I think when it comes down to it, I'm just too bossy, and I'm just too mean!
But the great thing is that with "aha" moments like this, it gives me a chance to change and grow!  I am not who I was yesterday, and I am not who I will be tomorrow!
Who knows what the future holds!
Also, I'm very tired, and took some benadryl.  So this post might not make much sense to anyone, but I just had to get it out...and I'm too lazy to go get my journal!

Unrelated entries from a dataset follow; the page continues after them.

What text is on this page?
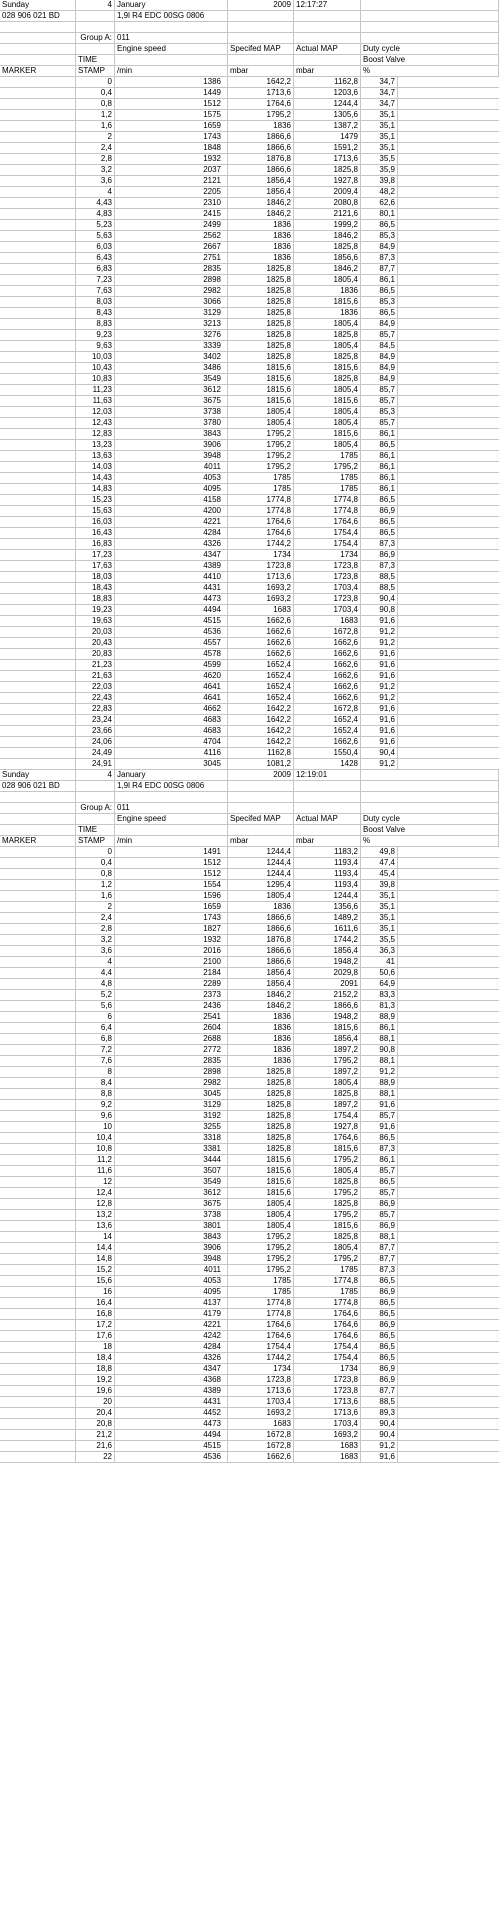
Sunday	4 January	2009 12:17:27
028 906 021 BD	1,9l R4 EDC 00SG 0806
Group A: 011
Engine speed	Specifed MAP	Actual MAP	Duty cycle
TIME	Boost Valve
MARKER	STAMP	/min	mbar	mbar	%
0	1386	1642,2	1162,8	34,7
0,4	1449	1713,6	1203,6	34,7
0,8	1512	1764,6	1244,4	34,7
1,2	1575	1795,2	1305,6	35,1
1,6	1659	1836	1387,2	35,1
2	1743	1866,6	1479	35,1
2,4	1848	1866,6	1591,2	35,1
2,8	1932	1876,8	1713,6	35,5
3,2	2037	1866,6	1825,8	35,9
3,6	2121	1856,4	1927,8	39,8
4	2205	1856,4	2009,4	48,2
4,43	2310	1846,2	2080,8	62,6
4,83	2415	1846,2	2121,6	80,1
5,23	2499	1836	1999,2	86,5
5,63	2562	1836	1846,2	85,3
6,03	2667	1836	1825,8	84,9
6,43	2751	1836	1856,6	87,3
6,83	2835	1825,8	1846,2	87,7
7,23	2898	1825,8	1805,4	86,1
7,63	2982	1825,8	1836	86,5
8,03	3066	1825,8	1815,6	85,3
8,43	3129	1825,8	1836	86,5
8,83	3213	1825,8	1805,4	84,9
9,23	3276	1825,8	1825,8	85,7
9,63	3339	1825,8	1805,4	84,5
10,03	3402	1825,8	1825,8	84,9
10,43	3486	1815,6	1815,6	84,9
10,83	3549	1815,6	1825,8	84,9
11,23	3612	1815,6	1805,4	85,7
11,63	3675	1815,6	1815,6	85,7
12,03	3738	1805,4	1805,4	85,3
12,43	3780	1805,4	1805,4	85,7
12,83	3843	1795,2	1815,6	86,1
13,23	3906	1795,2	1805,4	86,5
13,63	3948	1795,2	1785	86,1
14,03	4011	1795,2	1795,2	86,1
14,43	4053	1785	1785	86,1
14,83	4095	1785	1785	86,1
15,23	4158	1774,8	1774,8	86,5
15,63	4200	1774,8	1774,8	86,9
16,03	4221	1764,6	1764,6	86,5
16,43	4284	1764,6	1754,4	86,5
16,83	4326	1744,2	1754,4	87,3
17,23	4347	1734	1734	86,9
17,63	4389	1723,8	1723,8	87,3
18,03	4410	1713,6	1723,8	88,5
18,43	4431	1693,2	1703,4	88,5
18,83	4473	1693,2	1723,8	90,4
19,23	4494	1683	1703,4	90,8
19,63	4515	1662,6	1683	91,6
20,03	4536	1662,6	1672,8	91,2
20,43	4557	1662,6	1662,6	91,2
20,83	4578	1662,6	1662,6	91,6
21,23	4599	1652,4	1662,6	91,6
21,63	4620	1652,4	1662,6	91,6
22,03	4641	1652,4	1662,6	91,2
22,43	4641	1652,4	1662,6	91,2
22,83	4662	1642,2	1672,8	91,6
23,24	4683	1642,2	1652,4	91,6
23,66	4683	1642,2	1652,4	91,6
24,06	4704	1642,2	1662,6	91,6
24,49	4116	1162,8	1550,4	90,4
24,91	3045	1081,2	1428	91,2
Sunday	4 January	2009 12:19:01
028 906 021 BD	1,9l R4 EDC 00SG 0806
Group A: 011
Engine speed	Specifed MAP	Actual MAP	Duty cycle
TIME	Boost Valve
MARKER	STAMP	/min	mbar	mbar	%
0	1491	1244,4	1183,2	49,8
0,4	1512	1244,4	1193,4	47,4
0,8	1512	1244,4	1193,4	45,4
1,2	1554	1295,4	1193,4	39,8
1,6	1596	1805,4	1244,4	35,1
2	1659	1836	1356,6	35,1
2,4	1743	1866,6	1489,2	35,1
2,8	1827	1866,6	1611,6	35,1
3,2	1932	1876,8	1744,2	35,5
3,6	2016	1866,6	1856,4	36,3
4	2100	1866,6	1948,2	41
4,4	2184	1856,4	2029,8	50,6
4,8	2289	1856,4	2091	64,9
5,2	2373	1846,2	2152,2	83,3
5,6	2436	1846,2	1866,6	81,3
6	2541	1836	1948,2	88,9
6,4	2604	1836	1815,6	86,1
6,8	2688	1836	1856,4	88,1
7,2	2772	1836	1897,2	90,8
7,6	2835	1836	1795,2	88,1
8	2898	1825,8	1897,2	91,2
8,4	2982	1825,8	1805,4	88,9
8,8	3045	1825,8	1825,8	88,1
9,2	3129	1825,8	1897,2	91,6
9,6	3192	1825,8	1754,4	85,7
10	3255	1825,8	1927,8	91,6
10,4	3318	1825,8	1764,6	86,5
10,8	3381	1825,8	1815,6	87,3
11,2	3444	1815,6	1795,2	86,1
11,6	3507	1815,6	1805,4	85,7
12	3549	1815,6	1825,8	86,5
12,4	3612	1815,6	1795,2	85,7
12,8	3675	1805,4	1825,8	86,9
13,2	3738	1805,4	1795,2	85,7
13,6	3801	1805,4	1815,6	86,9
14	3843	1795,2	1825,8	88,1
14,4	3906	1795,2	1805,4	87,7
14,8	3948	1795,2	1795,2	87,7
15,2	4011	1795,2	1785	87,3
15,6	4053	1785	1774,8	86,5
16	4095	1785	1785	86,9
16,4	4137	1774,8	1774,8	86,5
16,8	4179	1774,8	1764,6	86,5
17,2	4221	1764,6	1764,6	86,9
17,6	4242	1764,6	1764,6	86,5
18	4284	1754,4	1754,4	86,5
18,4	4326	1744,2	1754,4	86,5
18,8	4347	1734	1734	86,9
19,2	4368	1723,8	1723,8	86,9
19,6	4389	1713,6	1723,8	87,7
20	4431	1703,4	1713,6	88,5
20,4	4452	1693,2	1713,6	89,3
20,8	4473	1683	1703,4	90,4
21,2	4494	1672,8	1693,2	90,4
21,6	4515	1672,8	1683	91,2
22	4536	1662,6	1683	91,6
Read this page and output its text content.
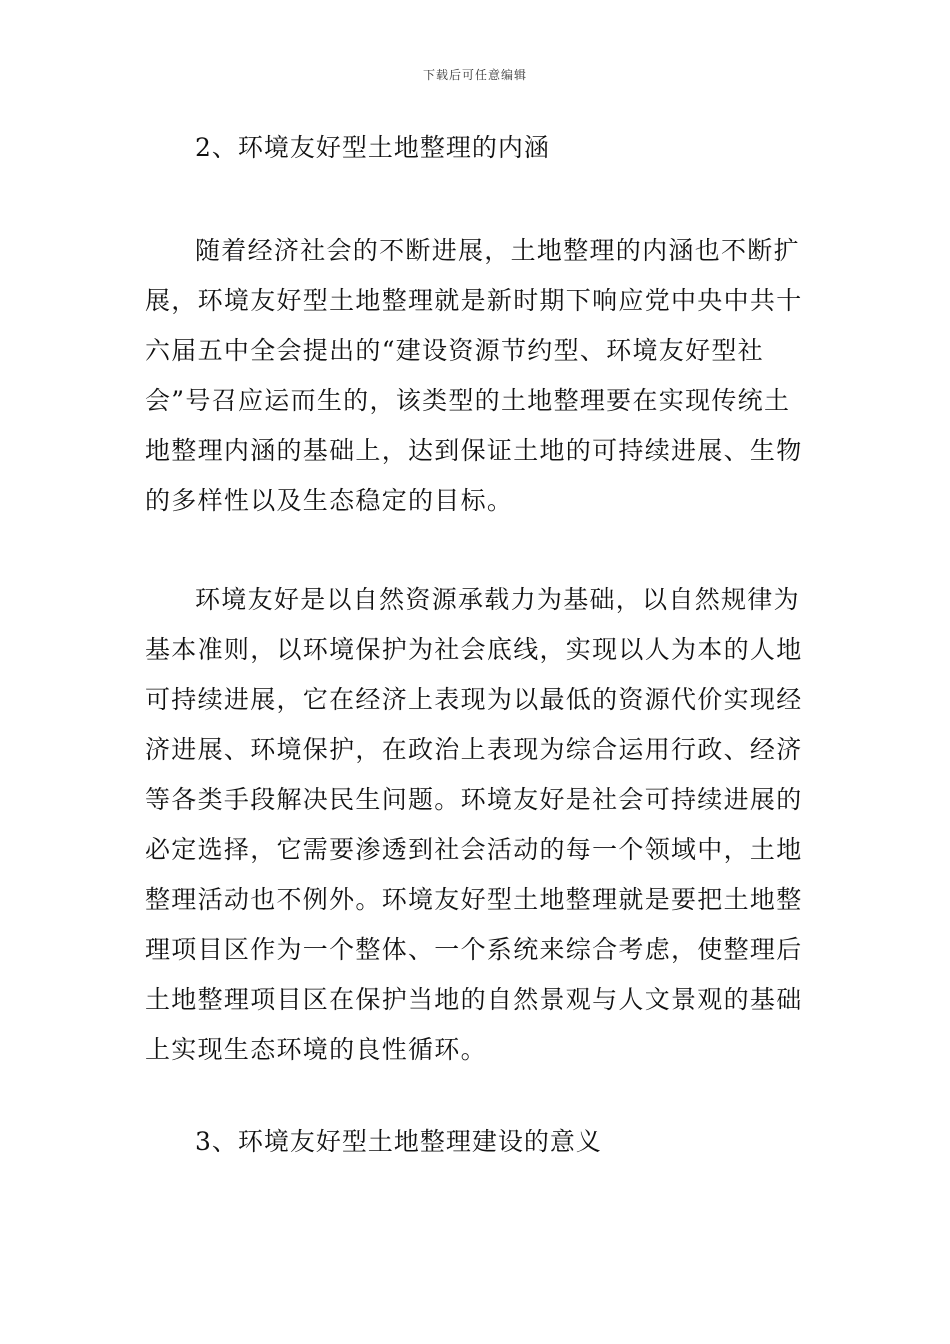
下载后可任意编辑
2、环境友好型土地整理的内涵
随着经济社会的不断进展，土地整理的内涵也不断扩
展，环境友好型土地整理就是新时期下响应党中央中共十
六届五中全会提出的“建设资源节约型、环境友好型社
会”号召应运而生的，该类型的土地整理要在实现传统土
地整理内涵的基础上，达到保证土地的可持续进展、生物
的多样性以及生态稳定的目标。
环境友好是以自然资源承载力为基础，以自然规律为
基本准则，以环境保护为社会底线，实现以人为本的人地
可持续进展，它在经济上表现为以最低的资源代价实现经
济进展、环境保护，在政治上表现为综合运用行政、经济
等各类手段解决民生问题。环境友好是社会可持续进展的
必定选择，它需要渗透到社会活动的每一个领域中，土地
整理活动也不例外。环境友好型土地整理就是要把土地整
理项目区作为一个整体、一个系统来综合考虑，使整理后
土地整理项目区在保护当地的自然景观与人文景观的基础
上实现生态环境的良性循环。
3、环境友好型土地整理建设的意义
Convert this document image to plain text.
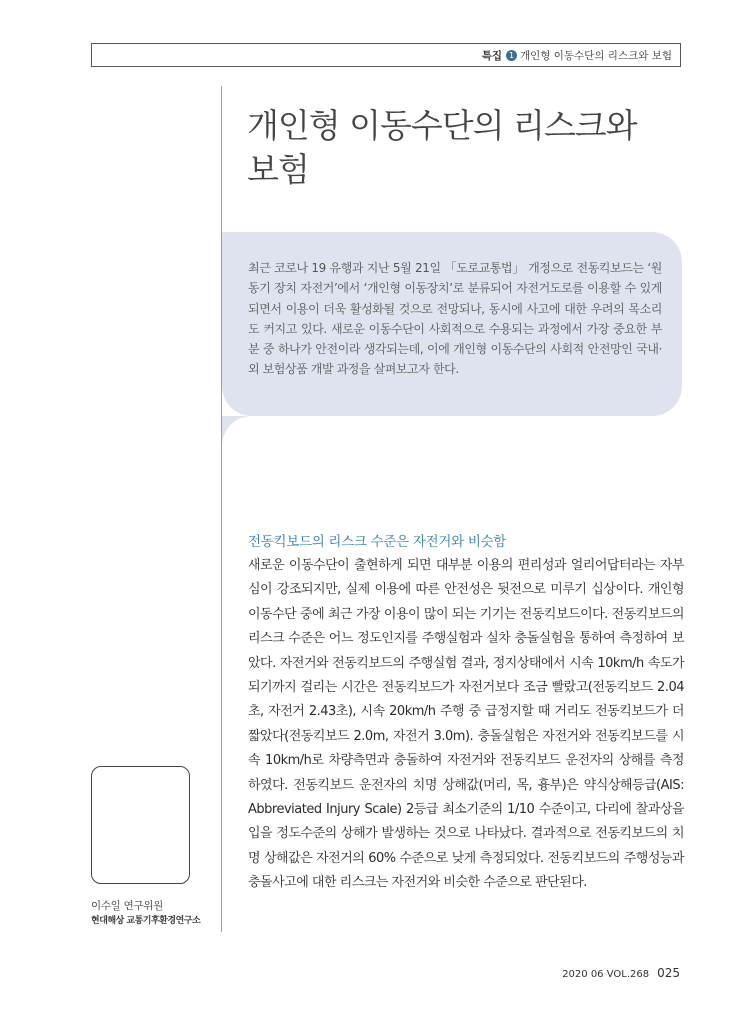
특집 1 개인형 이동수단의 리스크와 보험
개인형 이동수단의 리스크와 보험

최근 코로나 19 유행과 지난 5월 21일 「도로교통법」 개정으로 전동킥보드는 ‘원동기 장치 자전거’에서 ‘개인형 이동장치’로 분류되어 자전거도로를 이용할 수 있게 되면서 이용이 더욱 활성화될 것으로 전망되나, 동시에 사고에 대한 우려의 목소리도 커지고 있다. 새로운 이동수단이 사회적으로 수용되는 과정에서 가장 중요한 부분 중 하나가 안전이라 생각되는데, 이에 개인형 이동수단의 사회적 안전망인 국내·외 보험상품 개발 과정을 살펴보고자 한다.

전동킥보드의 리스크 수준은 자전거와 비슷함

새로운 이동수단이 출현하게 되면 대부분 이용의 편리성과 얼리어답터라는 자부심이 강조되지만, 실제 이용에 따른 안전성은 뒷전으로 미루기 십상이다. 개인형 이동수단 중에 최근 가장 이용이 많이 되는 기기는 전동킥보드이다. 전동킥보드의 리스크 수준은 어느 정도인지를 주행실험과 실차 충돌실험을 통하여 측정하여 보았다. 자전거와 전동킥보드의 주행실험 결과, 정지상태에서 시속 10km/h 속도가 되기까지 걸리는 시간은 전동킥보드가 자전거보다 조금 빨랐고(전동킥보드 2.04초, 자전거 2.43초), 시속 20km/h 주행 중 급정지할 때 거리도 전동킥보드가 더 짧았다(전동킥보드 2.0m, 자전거 3.0m). 충돌실험은 자전거와 전동킥보드를 시속 10km/h로 차량측면과 충돌하여 자전거와 전동킥보드 운전자의 상해를 측정하였다. 전동킥보드 운전자의 치명 상해값(머리, 목, 흉부)은 약식상해등급(AIS: Abbreviated Injury Scale) 2등급 최소기준의 1/10 수준이고, 다리에 찰과상을 입을 정도수준의 상해가 발생하는 것으로 나타났다. 결과적으로 전동킥보드의 치명 상해값은 자전거의 60% 수준으로 낮게 측정되었다. 전동킥보드의 주행성능과 충돌사고에 대한 리스크는 자전거와 비슷한 수준으로 판단된다.

이수일 연구위원
현대해상 교통기후환경연구소
2020 06 VOL.268 025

Thursday, January 31, 2013

Get back on it!

It's time to get back to training!  Tomorrow is a new day, and I am going to stick with it!
If I can have a good run tomorrow, then I can get back into training, and be ready for the Alamo 13.1, which is only a few weeks away!  Okay, a month and a half, but still!  There is a lot to do before then!  And I can't keep putting it off!  This weekend is supposed to be good weather, so I am going to make the most of it.  Now if only I could put away the popcorn and focus on eating healthy instead.  But really, I had the most delicious milkshake tonight!  I finally tried Burgerville's chocolate hazelnut milkshake, and my life has been changed!
Tomorrow is a new day!  The jeans are getting too tight, and I am too poor to buy a new pair, so I will run instead!  Plus, I'm working on my "Texas playlist" to get in the spirit!
It's been a great week, and tomorrow will be another good day!